CEINT research featured in C&EN’s Chemistry Year in Review

hornwormEach year, C&E News publishes hundreds of articles on important research advances in chemistry. In their annual Chemistry Year in Review the C&E News editors reveal their choices for some of the “superlative achievements” in chemistry that were featured during the year. This review also provides a way to reflect on the ramifications of these developments.

CEINT research on nanomaterials in the food chain, lead by Paul Bertsch at the University of Kentucky, was selected for inclusion in C&E News' Chemistry Year in Review 2011.

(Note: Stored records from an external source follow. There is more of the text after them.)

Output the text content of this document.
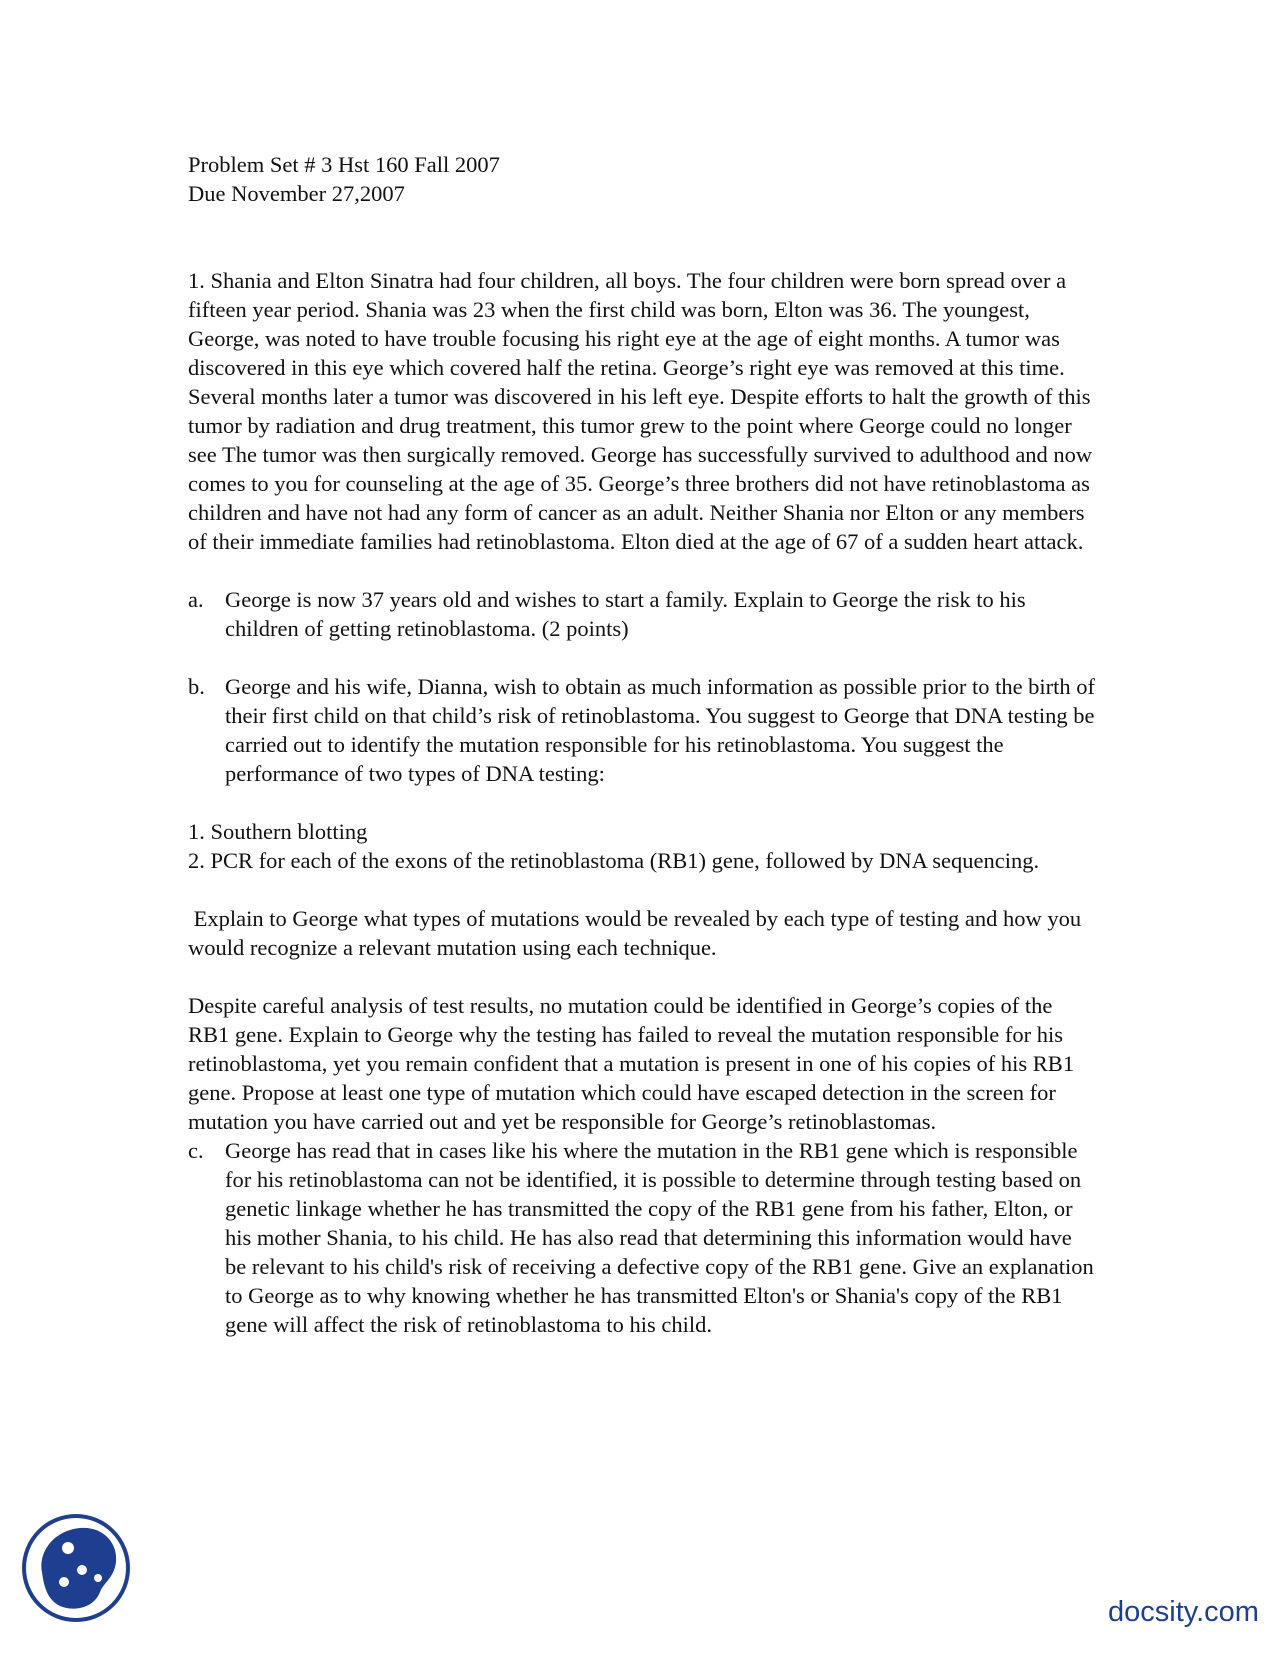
Problem Set # 3 Hst 160 Fall 2007
Due November 27,2007
1. Shania and Elton Sinatra had four children, all boys. The four children were born spread over a fifteen year period. Shania was 23 when the first child was born, Elton was 36. The youngest, George, was noted to have trouble focusing his right eye at the age of eight months. A tumor was discovered in this eye which covered half the retina. George’s right eye was removed at this time. Several months later a tumor was discovered in his left eye. Despite efforts to halt the growth of this tumor by radiation and drug treatment, this tumor grew to the point where George could no longer see The tumor was then surgically removed. George has successfully survived to adulthood and now comes to you for counseling at the age of 35. George’s three brothers did not have retinoblastoma as children and have not had any form of cancer as an adult. Neither Shania nor Elton or any members of their immediate families had retinoblastoma. Elton died at the age of 67 of a sudden heart attack.
a. George is now 37 years old and wishes to start a family. Explain to George the risk to his children of getting retinoblastoma. (2 points)
b. George and his wife, Dianna, wish to obtain as much information as possible prior to the birth of their first child on that child’s risk of retinoblastoma. You suggest to George that DNA testing be carried out to identify the mutation responsible for his retinoblastoma. You suggest the performance of two types of DNA testing:
1. Southern blotting
2. PCR for each of the exons of the retinoblastoma (RB1) gene, followed by DNA sequencing.
Explain to George what types of mutations would be revealed by each type of testing and how you would recognize a relevant mutation using each technique.
Despite careful analysis of test results, no mutation could be identified in George’s copies of the RB1 gene. Explain to George why the testing has failed to reveal the mutation responsible for his retinoblastoma, yet you remain confident that a mutation is present in one of his copies of his RB1 gene. Propose at least one type of mutation which could have escaped detection in the screen for mutation you have carried out and yet be responsible for George’s retinoblastomas.
c. George has read that in cases like his where the mutation in the RB1 gene which is responsible for his retinoblastoma can not be identified, it is possible to determine through testing based on genetic linkage whether he has transmitted the copy of the RB1 gene from his father, Elton, or his mother Shania, to his child. He has also read that determining this information would have be relevant to his child's risk of receiving a defective copy of the RB1 gene. Give an explanation to George as to why knowing whether he has transmitted Elton's or Shania's copy of the RB1 gene will affect the risk of retinoblastoma to his child.
docsity.com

The CEINT funded team showed that gold nanoparticles transfer from a pre-exposed primary producer (tobacco plants) to a primary consumer (horn worm caterpillar) (C&EN, March 14, page 44). More importantly, it was discovered they that the concentration of nanoparticles in the caterpillar was much higher than in the plants they fed on, a process known as biomagnification (Environ. Sci. Technol., DOI: 10.1021/es103031a). Thus, Bertsch and colleagues provided the first evidence that nanoparticles can build up in a terrestrial food chain. Manufacturers are incorporating nanoparticles into hundreds of widely available consumer products, such as plastics, cosmetics and clothing. Understanding those properties of manufactured nanoparticles that control their bioavailability will ultimately help guide the design of safer materials.